These were moves that were under discussion, sources said, and nothing has been instituted. But parent Endeavor has rebuilt itself into an enterprise that derives up to half its revenues from live events, and that business has completely dried up. The agency has a heavy debt load, which prompted S&P Global to put it on a list of 107 companies across sectors put on negative credit watch or downgraded since the virus incapacitated everyone. Much of the agency’s future will be keeping these star agents in the fold and keeping morale up. It isn’t lost on anyone that agency toppers Ari Emanuel and Patrick Whitesell took $162.5 million each, in a moment where partners were given the option of liquidating before the agency underwent an IPO that it pulled back when the target numbers weren’t hit. These financials were listed on S-1 filings.

Insiders countered that Emanuel and Whitesell were entitled to exercise that option because they had long taken discounted salaries while turning the agency into a juggernaut. The now-postponed equity buyback program wasn’t the first time partners were invited to cash out shares. This was the second offering, reflecting a lot more equity that was given to rising stars. Also, the other consideration here is that had Endeavor gone through with the IPO, the stock value would have gone through the floor anyway right now — before those agents would have been able to cash out their stock — said an insider sympathetic to the agency’s dilemma.

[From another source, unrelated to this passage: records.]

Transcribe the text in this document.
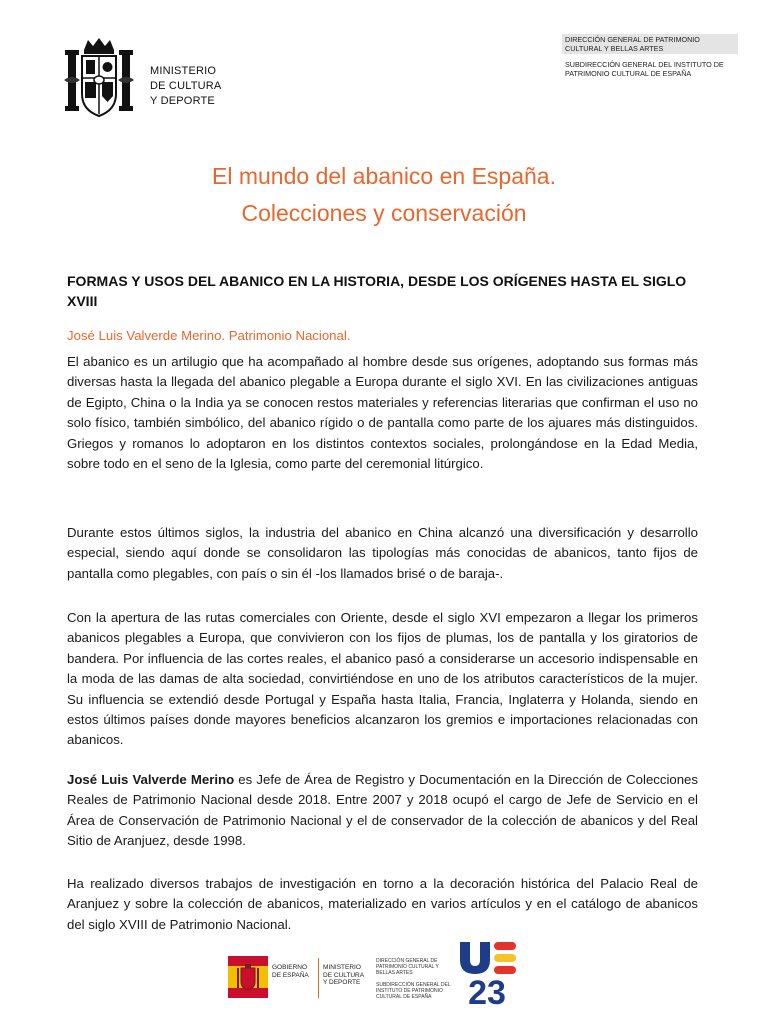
MINISTERIO
DE CULTURA
Y DEPORTE
DIRECCIÓN GENERAL DE PATRIMONIO CULTURAL Y BELLAS ARTES
SUBDIRECCIÓN GENERAL DEL INSTITUTO DE PATRIMONIO CULTURAL DE ESPAÑA
El mundo del abanico en España.
Colecciones y conservación
FORMAS Y USOS DEL ABANICO EN LA HISTORIA, DESDE LOS ORÍGENES HASTA EL SIGLO XVIII
José Luis Valverde Merino. Patrimonio Nacional.

El abanico es un artilugio que ha acompañado al hombre desde sus orígenes, adoptando sus formas más diversas hasta la llegada del abanico plegable a Europa durante el siglo XVI. En las civilizaciones antiguas de Egipto, China o la India ya se conocen restos materiales y referencias literarias que confirman el uso no solo físico, también simbólico, del abanico rígido o de pantalla como parte de los ajuares más distinguidos. Griegos y romanos lo adoptaron en los distintos contextos sociales, prolongándose en la Edad Media, sobre todo en el seno de la Iglesia, como parte del ceremonial litúrgico.

Durante estos últimos siglos, la industria del abanico en China alcanzó una diversificación y desarrollo especial, siendo aquí donde se consolidaron las tipologías más conocidas de abanicos, tanto fijos de pantalla como plegables, con país o sin él -los llamados brisé o de baraja-.

Con la apertura de las rutas comerciales con Oriente, desde el siglo XVI empezaron a llegar los primeros abanicos plegables a Europa, que convivieron con los fijos de plumas, los de pantalla y los giratorios de bandera. Por influencia de las cortes reales, el abanico pasó a considerarse un accesorio indispensable en la moda de las damas de alta sociedad, convirtiéndose en uno de los atributos característicos de la mujer. Su influencia se extendió desde Portugal y España hasta Italia, Francia, Inglaterra y Holanda, siendo en estos últimos países donde mayores beneficios alcanzaron los gremios e importaciones relacionadas con abanicos.

José Luis Valverde Merino es Jefe de Área de Registro y Documentación en la Dirección de Colecciones Reales de Patrimonio Nacional desde 2018. Entre 2007 y 2018 ocupó el cargo de Jefe de Servicio en el Área de Conservación de Patrimonio Nacional y el de conservador de la colección de abanicos y del Real Sitio de Aranjuez, desde 1998.

Ha realizado diversos trabajos de investigación en torno a la decoración histórica del Palacio Real de Aranjuez y sobre la colección de abanicos, materializado en varios artículos y en el catálogo de abanicos del siglo XVIII de Patrimonio Nacional.

GOBIERNO
DE ESPAÑA
MINISTERIO
DE CULTURA
Y DEPORTE
DIRECCIÓN GENERAL DE PATRIMONIO CULTURAL Y BELLAS ARTES
SUBDIRECCIÓN GENERAL DEL INSTITUTO DE PATRIMONIO CULTURAL DE ESPAÑA	23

The agency is trying its best to keep the company afloat, and it might have been egregious from a survival standpoint to cash out partners in this current emergency. An insider sympathetic to the dilemma faced by Endeavor and WME leadership said the priority is to not engage in mass layoffs, which might be unavoidable if the drought lasts months. So it was inevitable that hard choices are going to be made.

Agency leadership will have to bet that things will get better down the line when the coronavirus curve flattens, and those partners will be made whole eventually. But right now, that seems a long way off, and this will be a test of loyalty for an agency whose parent company has been on a tear with high-priced transactions with this crisis occurring at the most inopportune time.